Гражданин с плоскостУпием
Всё неизменно в маскераде...*
Диалог в одном акте, полном безысходности или надежды)
Участвуют:
Режиссёр, выходец из барбершопа в оливковом вельвете;
Яша, выходец из буфета с оливками, выпрошенными из коктейлей посетителей.
Герои беседуют у сцены в задорных отблесках фольги, закрывающей рампы от зала декорацией «Зима пришла сугубо снизу».
Режиссёр нервозен и горяч, Яша — сухой лёд, изображающий почтение.
(Все вздохи, фырканья, потирания лбов и пр. немые жесты располагаются в паузах между абзацами. Правописание местоимений имеет значение.)
— Давай, допустим, ты будешь Яшей.
— Почему «допустим»?!
— Потому что, напомню, я режиссёр. И я ставлю эту проклятую богами и людьми пьесу. А ты — просто допустим, да? — актёр. И должен делать, что я скажу.
— Но я и так Яша!
— Правильно. Но теперь ты будешь Яшей на сцене. В спектакле. Ты хорошо меня слышишь?
— Нормально слышу. Только понимать отказываюсь. Я тридцать лет Яша. Уже как-то хочется что-то поменять. Тем более, это театр. Если не здесь, то где?
— В свидетельстве о рождении! В паспорте! У хирурга!!! Или к психиатру надёжней?
— Вы напрасно кричите. Теперь Вас уже все слышат, включая глухую уборщицу. Вон она как резво слуховой аппарат скинула, как двадцать лет тряпкой смахнула.
— Так это у неё не плеер?!
— Да Вы что, она глухая насквозь. Ей с пятидесятых помочь не могли. Зато Вы расстарались. Может, Вам в медицину надо было пойти?

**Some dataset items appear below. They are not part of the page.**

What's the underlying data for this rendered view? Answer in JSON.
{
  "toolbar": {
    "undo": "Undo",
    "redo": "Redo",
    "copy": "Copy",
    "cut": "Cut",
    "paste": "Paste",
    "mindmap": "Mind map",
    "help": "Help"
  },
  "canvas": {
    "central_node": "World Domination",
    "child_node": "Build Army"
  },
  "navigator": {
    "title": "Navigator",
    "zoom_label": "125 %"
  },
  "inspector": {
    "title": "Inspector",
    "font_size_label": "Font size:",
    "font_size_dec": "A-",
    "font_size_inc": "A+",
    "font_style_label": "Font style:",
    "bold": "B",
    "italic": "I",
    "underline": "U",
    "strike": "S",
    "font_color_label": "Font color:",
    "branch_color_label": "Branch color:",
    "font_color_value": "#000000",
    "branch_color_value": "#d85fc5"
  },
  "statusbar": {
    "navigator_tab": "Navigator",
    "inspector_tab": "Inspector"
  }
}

— Это тебе надо пойти... На сцену. Взять эту идиотскую пьесу и сыграть в ней Яшу.
— Предупреждаю Вас: я уже устал бороться за свои права. Я свободный артист-аниматор, в конце концов. Я в своём авторском технокостюме «Горшочек, вари!» на кашу с маслом всегда заработаю.
— Только ты кашу что-то разлюбил, я посмотрю. От тебя постоянно салями и портвейном пахнет — весь ДК знает, где тебя найти, если ты нужен. Не ищет только никто, странно, правда?! Горшок неуловимый...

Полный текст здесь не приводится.